Lorsqu'en 1996 sort le formidable Vae Victis, 2è album du groupe Suisse Galaad, nul n'aurait imaginé que Pierre-Yves Theurillat, fondateur et tête pensante du groupe, allait nous "offrir" une aussi longue éclipse musicale. Ce n'est en effet que 15 ans plus tard qu'à la tête de son Escouade, et via des Confidences de Mouches largement encensées par la critique, que notre homme brisera le mur de son silence discographique. Sur la lancée de ce retour en fanfare, l'artiste publie aujourd'hui sous son nom propre un nouvel album, Carnet d'un visage de Pluie qui, à la base, aurait même dû constituer la troisième branche de l'étoile Galaad, le retour aux affaires de son acolyte Sébastien Froidevaux n'étant probablement pas étranger à l'affaire.
Et pourtant, c'est plutôt dans un style quelque peu éloigné de leurs saillies des années nonantes que les deux compères nous proposent 11 nouvelles chansons. Passée une courte introduction évoquant Yann Tiersen, les premières mesures d'Un Temps Inoubliable vont renvoyer tous ceux qui ont apprécié les Confidences de Mouche dans l'univers inimitable de PYT, dont les textes s'avèrent d'une musicalité incroyable, prouvant ainsi que le français est également une langue qui se manipule très bien en musique. Pourtant, comme pour mieux contredire cet adage, PYT s'essaiera néanmoins à l'anglais sur quatre titres, lesquels présentent du coup une tonalité bien différente.
Sur le plan musical, l'ensemble se compose d'un alliage entre la tendance acoustique largement dominante du projet Escouade, et un côté beaucoup plus électrique et majestueux, venant en parfaite harmonie soutenir des compositions où le talent mélodique des auteurs éclate de nouveau au grand jour.
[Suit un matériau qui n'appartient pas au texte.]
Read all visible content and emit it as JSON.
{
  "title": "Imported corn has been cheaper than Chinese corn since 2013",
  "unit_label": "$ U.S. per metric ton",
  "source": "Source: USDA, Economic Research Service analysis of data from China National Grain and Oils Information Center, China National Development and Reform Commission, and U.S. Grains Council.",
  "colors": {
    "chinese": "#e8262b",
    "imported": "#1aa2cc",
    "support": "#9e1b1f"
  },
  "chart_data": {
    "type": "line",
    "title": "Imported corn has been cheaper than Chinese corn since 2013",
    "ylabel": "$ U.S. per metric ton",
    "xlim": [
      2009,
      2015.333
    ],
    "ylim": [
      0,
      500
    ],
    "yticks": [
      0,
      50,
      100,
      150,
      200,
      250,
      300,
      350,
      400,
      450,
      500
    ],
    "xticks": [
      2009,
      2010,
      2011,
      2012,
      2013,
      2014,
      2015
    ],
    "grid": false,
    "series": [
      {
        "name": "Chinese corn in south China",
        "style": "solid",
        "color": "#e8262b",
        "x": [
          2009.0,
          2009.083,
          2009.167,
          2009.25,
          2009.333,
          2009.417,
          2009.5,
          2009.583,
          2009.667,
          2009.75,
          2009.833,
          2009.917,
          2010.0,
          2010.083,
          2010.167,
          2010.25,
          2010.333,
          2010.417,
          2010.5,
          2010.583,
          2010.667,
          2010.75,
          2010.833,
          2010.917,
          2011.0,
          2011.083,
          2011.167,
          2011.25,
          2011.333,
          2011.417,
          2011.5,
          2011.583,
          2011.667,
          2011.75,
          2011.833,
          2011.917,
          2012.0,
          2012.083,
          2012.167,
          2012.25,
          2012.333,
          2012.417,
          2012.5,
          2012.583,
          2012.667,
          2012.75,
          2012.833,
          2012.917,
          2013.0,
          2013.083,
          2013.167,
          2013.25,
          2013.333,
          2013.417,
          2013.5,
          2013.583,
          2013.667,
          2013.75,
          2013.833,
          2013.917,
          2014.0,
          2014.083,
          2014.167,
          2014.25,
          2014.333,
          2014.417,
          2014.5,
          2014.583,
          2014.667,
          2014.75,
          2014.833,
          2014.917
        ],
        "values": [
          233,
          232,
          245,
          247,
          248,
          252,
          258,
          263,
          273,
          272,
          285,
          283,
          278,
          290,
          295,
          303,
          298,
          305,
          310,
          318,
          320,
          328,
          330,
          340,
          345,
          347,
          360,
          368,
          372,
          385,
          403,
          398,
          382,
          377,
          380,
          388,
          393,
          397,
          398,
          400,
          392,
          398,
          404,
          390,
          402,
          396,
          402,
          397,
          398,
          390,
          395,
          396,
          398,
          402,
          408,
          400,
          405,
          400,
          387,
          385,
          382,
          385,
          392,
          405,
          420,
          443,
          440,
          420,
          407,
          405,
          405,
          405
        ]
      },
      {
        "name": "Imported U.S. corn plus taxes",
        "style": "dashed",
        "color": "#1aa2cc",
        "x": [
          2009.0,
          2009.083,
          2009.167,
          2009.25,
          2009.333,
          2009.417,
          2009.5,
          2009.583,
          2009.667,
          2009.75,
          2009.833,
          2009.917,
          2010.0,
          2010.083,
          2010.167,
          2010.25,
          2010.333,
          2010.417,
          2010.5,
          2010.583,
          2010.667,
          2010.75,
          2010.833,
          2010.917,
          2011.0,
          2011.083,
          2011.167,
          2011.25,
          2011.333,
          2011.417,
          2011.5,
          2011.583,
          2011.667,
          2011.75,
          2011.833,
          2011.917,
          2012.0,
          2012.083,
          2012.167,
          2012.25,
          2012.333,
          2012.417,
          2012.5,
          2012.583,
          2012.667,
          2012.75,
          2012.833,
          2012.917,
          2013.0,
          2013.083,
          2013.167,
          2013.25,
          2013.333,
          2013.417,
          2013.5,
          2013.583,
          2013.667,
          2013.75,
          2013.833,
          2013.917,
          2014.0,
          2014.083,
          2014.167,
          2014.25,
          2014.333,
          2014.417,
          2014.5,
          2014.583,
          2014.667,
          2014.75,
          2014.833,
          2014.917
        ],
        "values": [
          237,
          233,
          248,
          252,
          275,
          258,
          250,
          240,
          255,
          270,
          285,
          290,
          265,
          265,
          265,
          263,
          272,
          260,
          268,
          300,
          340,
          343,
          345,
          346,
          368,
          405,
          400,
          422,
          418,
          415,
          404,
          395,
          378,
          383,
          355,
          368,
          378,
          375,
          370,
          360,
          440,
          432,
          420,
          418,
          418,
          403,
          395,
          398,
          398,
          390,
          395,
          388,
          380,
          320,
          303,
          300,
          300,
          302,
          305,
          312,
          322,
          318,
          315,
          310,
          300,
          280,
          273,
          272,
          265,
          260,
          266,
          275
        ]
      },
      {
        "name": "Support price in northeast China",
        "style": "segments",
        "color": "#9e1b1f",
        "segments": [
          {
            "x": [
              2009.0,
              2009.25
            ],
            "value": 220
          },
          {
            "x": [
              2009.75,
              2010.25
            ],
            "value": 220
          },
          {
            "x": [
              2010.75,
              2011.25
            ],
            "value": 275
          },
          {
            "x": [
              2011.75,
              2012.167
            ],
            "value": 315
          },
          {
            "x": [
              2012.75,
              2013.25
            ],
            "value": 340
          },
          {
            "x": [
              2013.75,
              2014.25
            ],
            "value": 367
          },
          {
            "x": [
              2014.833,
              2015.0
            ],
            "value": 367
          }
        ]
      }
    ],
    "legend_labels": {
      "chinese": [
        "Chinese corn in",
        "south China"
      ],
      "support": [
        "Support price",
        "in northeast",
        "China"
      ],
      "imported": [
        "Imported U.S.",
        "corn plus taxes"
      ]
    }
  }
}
Comme un clin d'œil à l'un de des groupes de prédilection de PYT, les saillies de guitare électrique, très présentes, renvoient aux plus belles heures d'un certain Steve Rothery.
Des titres comme Tôt ou Tard ou On the Air sont ainsi véritablement sublimés par ces soli qui, loin de tourner à la caricature s'avèrent un superbe embellissement de chansons à l'univers magique, où la tendance rock se révèle tant dans les chorus majestueux qui régulièrement viennent soutenir les refrains, que dans la voix de Pierre-Yves Theurillat, aux intonations volontairement bien plus brutes que sur sa précédente production. La coloration néo-progressive des années 90 est donc bien présente dans le spectre sonore, mais sans que la construction des différents titres ne puisse être vraiment associée à cet univers.
Après les multiples écoutes nécessaires à la construction d'une opinion et d'une analyse pouvant être couchée sur "papier", je me surprends à réécouter avec toujours autant de plaisir et sans lassitude les 11 compositions de ce Carnet d'un Visage de Pluie, signe indéniable de qualité et qui me fait affirmer une nouvelle fois que PYT mérite bien plus que le relatif anonymat dans lequel il produit une musique génératrice d'émotions et de multiples bonheurs. Accessible à tous, cet album est un nouvel indispensable à faire figurer dans la discothèque de tout amateur de musique, tout simplement.